Em meio à inflamada retórica entre Washington e Moscou, o presidente americano Joe Biden sugeriu o que poderia aumentar ainda mais as tensões: se tropas russas invadirem a Ucrânia, os Estados Unidos poderiam impor sanções pessoais sobre o presidente da Rússia, Vladimir Putin.
Contra a ameaça de Biden, o porta-voz do Kremlin, Dmitry Peskov, disse que qualquer ação direta contra Putin seria “politicamente destrutiva” para os laços entre os países, mas não seria “dolorosa” para o mandatário russo.
Uma tática cada vez mais comum por parte da Casa Branca, sanções individuais podem proibir viagens e congelar bens em jurisdições dos EUA, além de impedir negociações destas pessoas com americanos ou empresas americanas. Como boa parte do sistema financeiro é conectado, há também um certo alcance global às medidas.
Em dezembro, o governo americano já havia dado início ao planejamento de um amplo conjunto de sanções contra a Rússia para impedir uma eventual invasão. De acordo com fontes da Casa Branca ouvidas pelo New York Times, entre as medidas está a aplicação de ações diretas contra membros do Kremlin próximos a Putin e a produtores de energia russos, além da desconexão do país do sistema de pagamento internacional usado por bancos ao redor do mundo.
Ao todo, mais de 800 indivíduos russos estão sob sanções americanas e europeias, por acusações que variam de agressão, incluindo a anexação da Crimeia em 2014, tentativa de assassinato de dissidentes e intromissão em questões estrangeiras.
No caso de Putin, no entanto, há um problema diferente. Para congelar bens, é preciso saber onde eles estão.
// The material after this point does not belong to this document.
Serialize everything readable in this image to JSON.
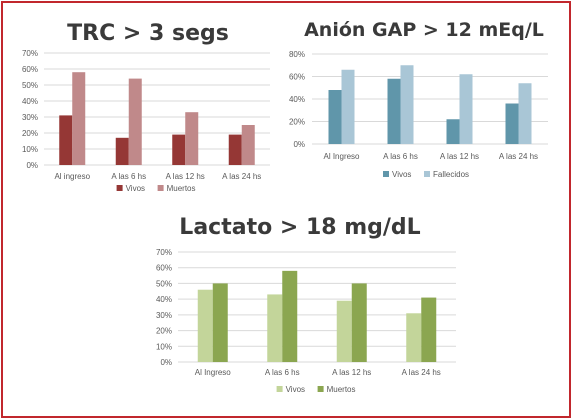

“Putin não tem uma conta no JPMorgan Chase”, diz Eugene Rumer, especialista em Rússia no Carnegie Endowment for International Peace, ao Washington Post. “Há muitas conversas sobre ele ser o homem mais rico do mundo, com uma fortuna de centenas de bilhões de dólares. Mas nunca vi qualquer prova factível desta fortuna, ou onde ela está. Não acredito que Putin esteja planejando comprar um apartamento para aposentadoria na Flórida”.
Embora alvo intenso de especulações, nas declarações do Kremlin a renda de Putin é equivalente a cerca de 131.000 dólares por ano. Entre os bens declarados, todas na Rússia e fora do alcance americano, estão “um apartamento de 77 metros quadrados, uma garagem de 18 metros quadrados, dois carros antigos Volga GAZ M21, um Lada Niva SUV e um trailer”.
Contrariando os dados oficiais, ativistas ligados ao proeminente opositor Alexei Navalny, preso em um centro de detenção nos arredores de Moscou, divulgaram no ano passado o que disseram ser uma investigação colossal sobre suposta a riqueza do presidente, expondo o que eles alegam ser o “palácio de Putin” no Mar Negro.
O documento contém alegações de vastos esquemas de corrupção relacionados ao que eles dizem ser propriedades de Putin, estimados em cerca de 1,4 bilhão de dólares.
O luxuoso complexo, de 17.691 metros quadrados citado pelo opositor incluiria 11 quartos, vinhedos, um estádio de hóquei sobre o gelo, um cassino, várias salas de estar e refeitórios, um teatro particular, um cinema, além de spa. Nos vinhedos, música clássica seria tocada 24 horas por dia, aparentemente para ajudar a amadurecer as uvas, segundo membros da associação de vinhedos da região que ouviram a música a tocar durante uma visita à quinta.
Navalny também afirma ter descoberto um esquema complicado para financiar a propriedade e outras despesas pessoais do presidente. O relatório afirma que Putin, no início de sua Presidência, fechou um acordo com oligarcas russos e ricos empresários para “doar” parte de sua renda a uma firma de investimentos. Mas 35% dessas doações iriam então para uma conta bancária na Suíça de uma empresa registrada em Belize, afirma Navalny.
Apesar das especulações, todas negadas pelo Kremlin, “a realidade é que provavelmente há poucas pessoas além de Putin que sabem quanto há de dinheiro e onde ele está”, escreve Timothy L. O’Brien, analista da Bloomberg. “Isso torna difícil para o sistema financeiro entrar em ação, ou penalizar Putin pessoalmente”.
Já prevendo a dificuldade, a Casa Branca sinalizou na segunda-feira que é mais possível uma ação contra figuras “dentro ou perto do círculo íntimo do Kremlin”. Isso impediria que filhos de certas elites russas entrassem em universidades de prestígio nos Estados Unidos e na Europa, por exemplo.